Query-driven analytics in graph databases
Graphs are becoming pervasive in several unconventional applications where connectivity needs to be leveraged for querying and analytical purposes. Such applications areas include the Semantic Web, Social Networks, Fraud Detection applications, Recommendation Systems and Knowledge Bases. At the heart of these applications lays the property graph data model as the common ground defining the foundations of current graph database systems. In this talk, I will provide a systematic view on query-driven analytics in graph databases. I will elucidate the needed requirements and open challenges for this emerging field.

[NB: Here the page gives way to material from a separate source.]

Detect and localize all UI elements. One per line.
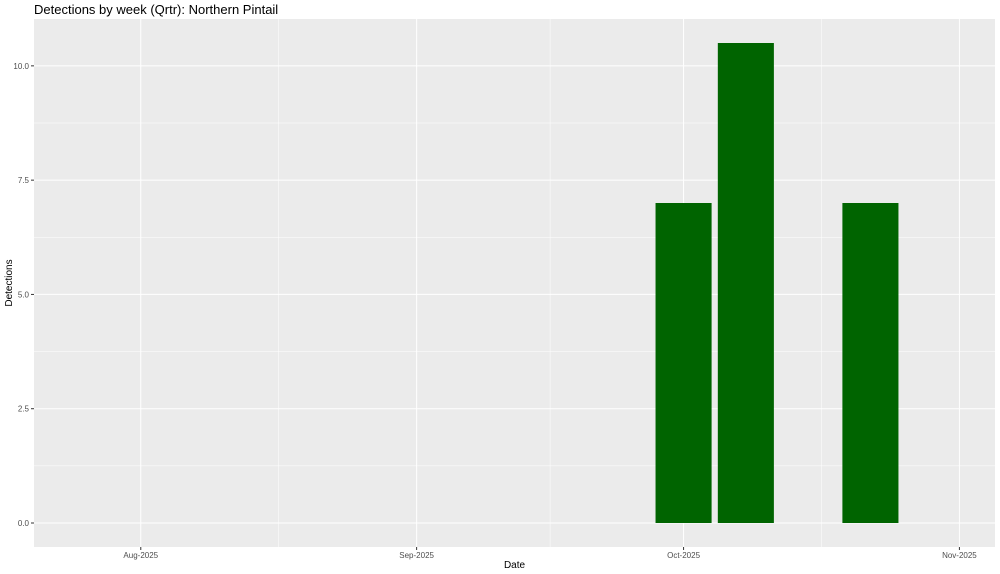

Angela Bonifati is a Full Professor of Computer Science at Lyon 1 University (France), where she leads the Database Group. She received her PhD from Politecnico di Milano in 2002 and was a postdoctoral researcher at INRIA Paris until 2003. Her current research interests are on the interplay of relational and graph-oriented data paradigms, particularly on query processing, data integration and data curation, metadata management and learning. On these topics, she has co-authored more than 100 publications in top-tier database conferences and journals. She is the Program Chair of EDBT 2020, an Associate Editor of PVLDB (2020-2022), the Demo Co-Chair of ICDE 2020 and the Sigmod 2019 and Sigmod 2020 Workshops Co-chair. She was Vice Chair of ICDE 2018 and ICDE 2011. She is an Associate Editor for several journals, including the VLDB Journal, ACM TODS and Distributed and Parallel Databases. She holds several visiting positions, the latest of which at the University of Waterloo (Canada) in 2019.